Monday, May 6, 2024

Pu Songling, Strange Tales from a Chinese Studio

 





The stories of Pu Songling (1640-1715) are some of the most gorgeous fantastic tales I’ve ever read. They’re full of surprise and grotesquerie and startlingly vivid textures. While they express the ideology of their time, they also manage to be subversive in many ways. The precision of their style is a great vehicle for the somehow culturally logical absurdities of the narratives. Unforgettable. I could read these stories over and over.

Wednesday, May 1, 2024

The Blizzard by Vladamir Sorokin


 


In the novel The Blizzard (2010, English translation 2015) by Vladamir Sorokin, events take place in dangerous and potentially deadly cold and snow and ice.
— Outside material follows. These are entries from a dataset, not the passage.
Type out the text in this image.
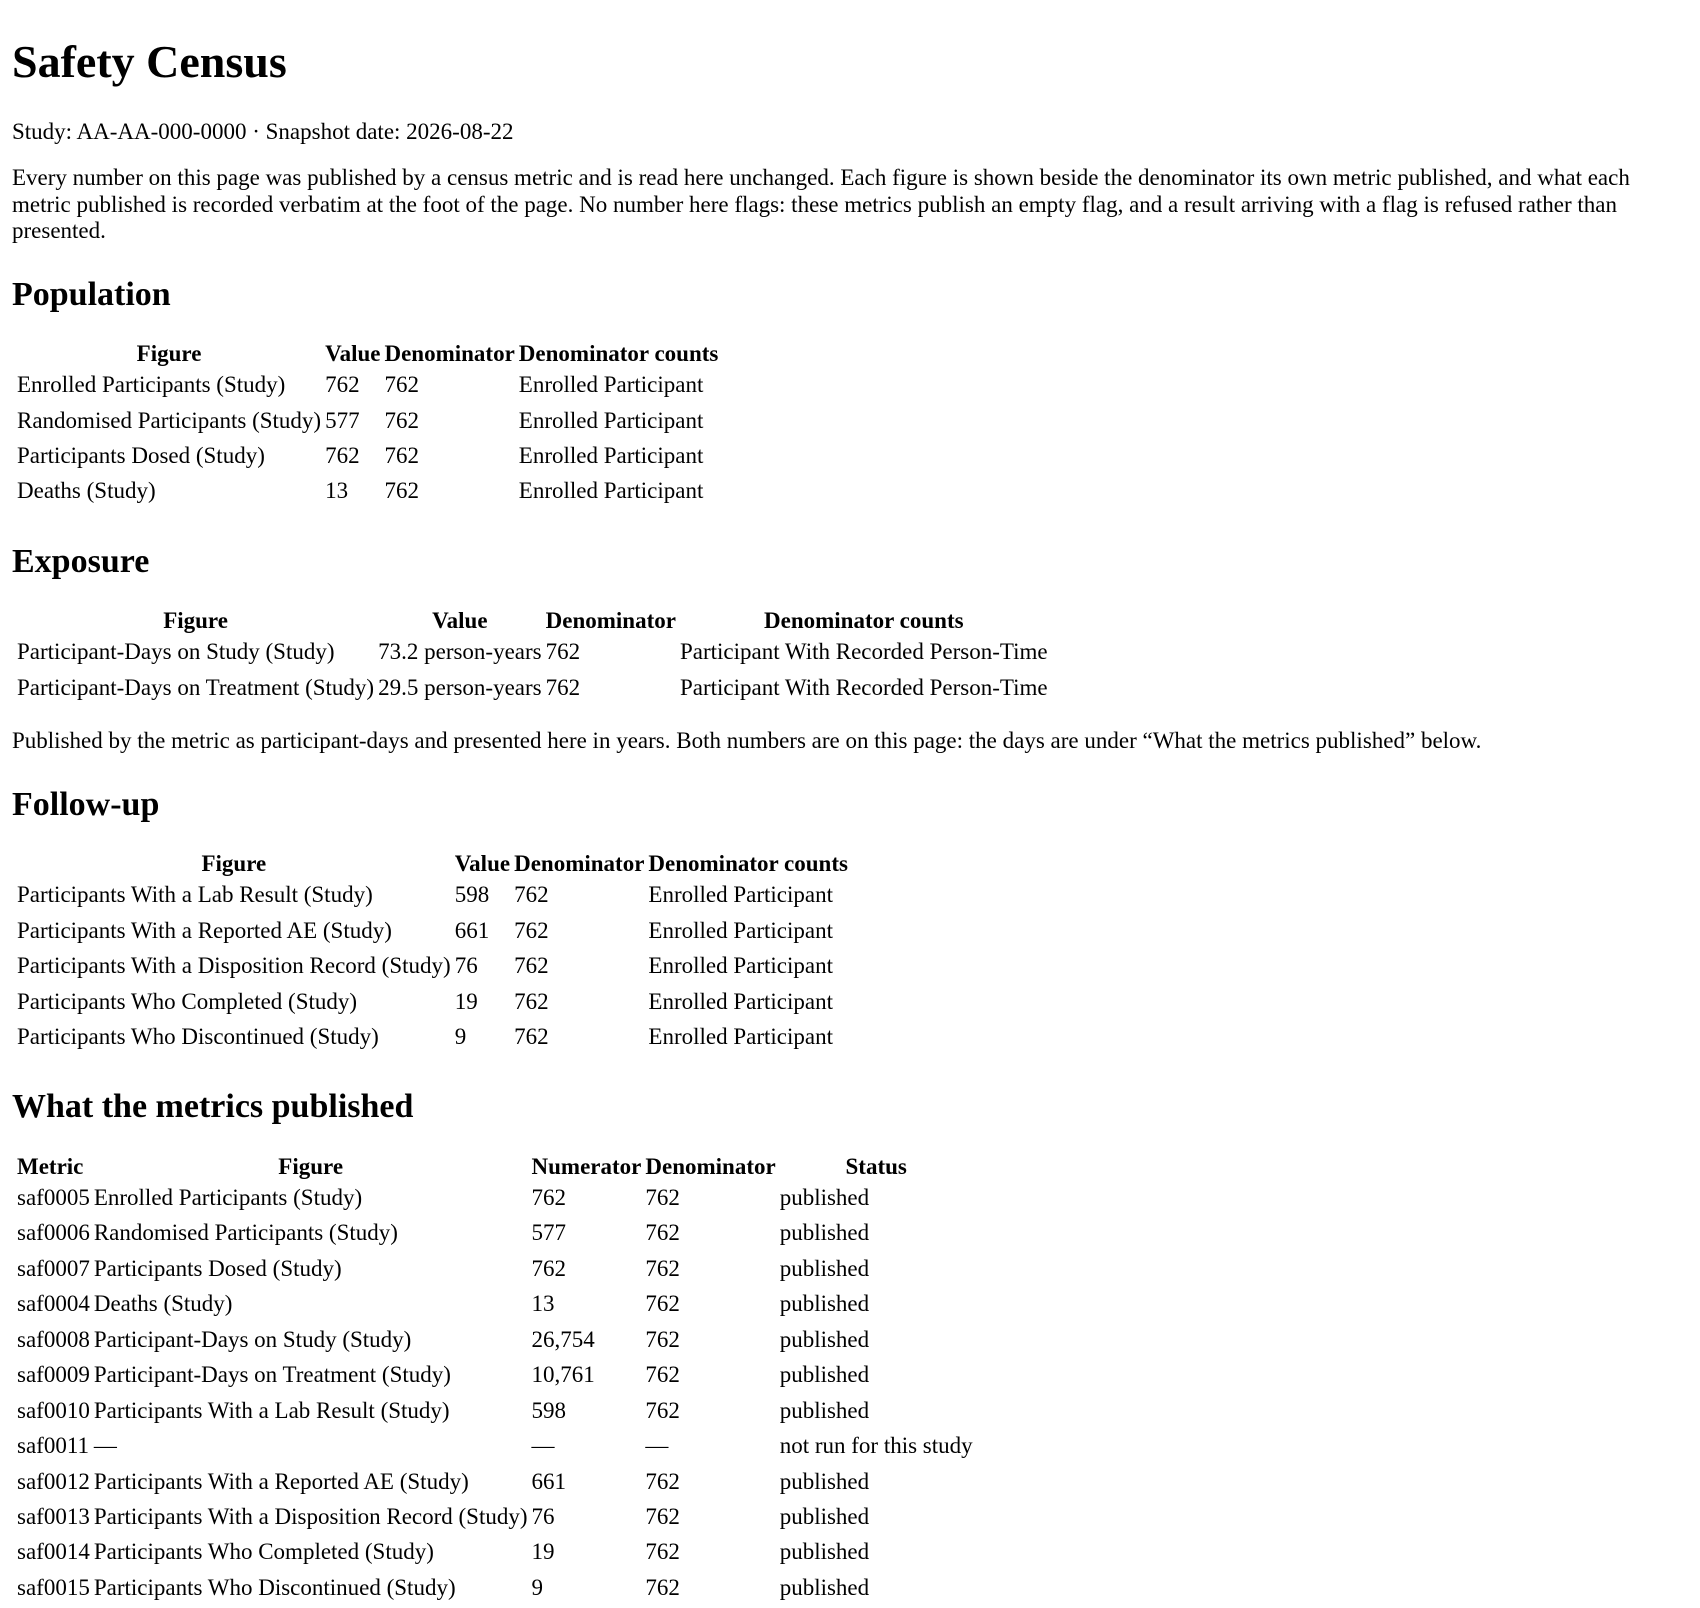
Safety Census

Study: AA-AA-000-0000 · Snapshot date: 2026-08-22

Every number on this page was published by a census metric and is read here unchanged. Each figure is shown beside the denominator its own metric published, and what each metric published is recorded verbatim at the foot of the page. No number here flags: these metrics publish an empty flag, and a result arriving with a flag is refused rather than presented.

Population
Figure	Value	Denominator	Denominator counts
Enrolled Participants (Study)	762	762	Enrolled Participant
Randomised Participants (Study)	577	762	Enrolled Participant
Participants Dosed (Study)	762	762	Enrolled Participant
Deaths (Study)	13	762	Enrolled Participant
Exposure
Figure	Value	Denominator	Denominator counts
Participant-Days on Study (Study)	73.2 person-years	762	Participant With Recorded Person-Time
Participant-Days on Treatment (Study)	29.5 person-years	762	Participant With Recorded Person-Time

Published by the metric as participant-days and presented here in years. Both numbers are on this page: the days are under “What the metrics published” below.

Follow-up
Figure	Value	Denominator	Denominator counts
Participants With a Lab Result (Study)	598	762	Enrolled Participant
Participants With a Reported AE (Study)	661	762	Enrolled Participant
Participants With a Disposition Record (Study)	76	762	Enrolled Participant
Participants Who Completed (Study)	19	762	Enrolled Participant
Participants Who Discontinued (Study)	9	762	Enrolled Participant
What the metrics published
Metric	Figure	Numerator	Denominator	Status
saf0005	Enrolled Participants (Study)	762	762	published
saf0006	Randomised Participants (Study)	577	762	published
saf0007	Participants Dosed (Study)	762	762	published
saf0004	Deaths (Study)	13	762	published
saf0008	Participant-Days on Study (Study)	26,754	762	published
saf0009	Participant-Days on Treatment (Study)	10,761	762	published
saf0010	Participants With a Lab Result (Study)	598	762	published
saf0011	—	—	—	not run for this study
saf0012	Participants With a Reported AE (Study)	661	762	published
saf0013	Participants With a Disposition Record (Study)	76	762	published
saf0014	Participants Who Completed (Study)	19	762	published
saf0015	Participants Who Discontinued (Study)	9	762	published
The book features a lot of human brutality, exploitation and indifference to other humans and displays the essential grimness and frequent desperation of human behavior. It has satiric, comic elements that are sometimes nearly slapstick and often involve equipment not working in the dangerous weather. The question is whether the journey is going anywhere or will end up being a hopeless loop of absurdity that may lead to death. There is probably a message about the hopelessness of living in a totalitarian society with a cold climate for which alternatives seem mostly fantasy.


I’ve long been a fan of Russian literature, and while I liked this book I didn’t love it because the features above are so much like so much other recent Russian fiction that I find in English translation. It left me wondering what might be some recent Russian novels that are not about coldness, brutality, indifference, and political hopelessness. But I suppose Russian fiction about warm weather is probably hard to come by.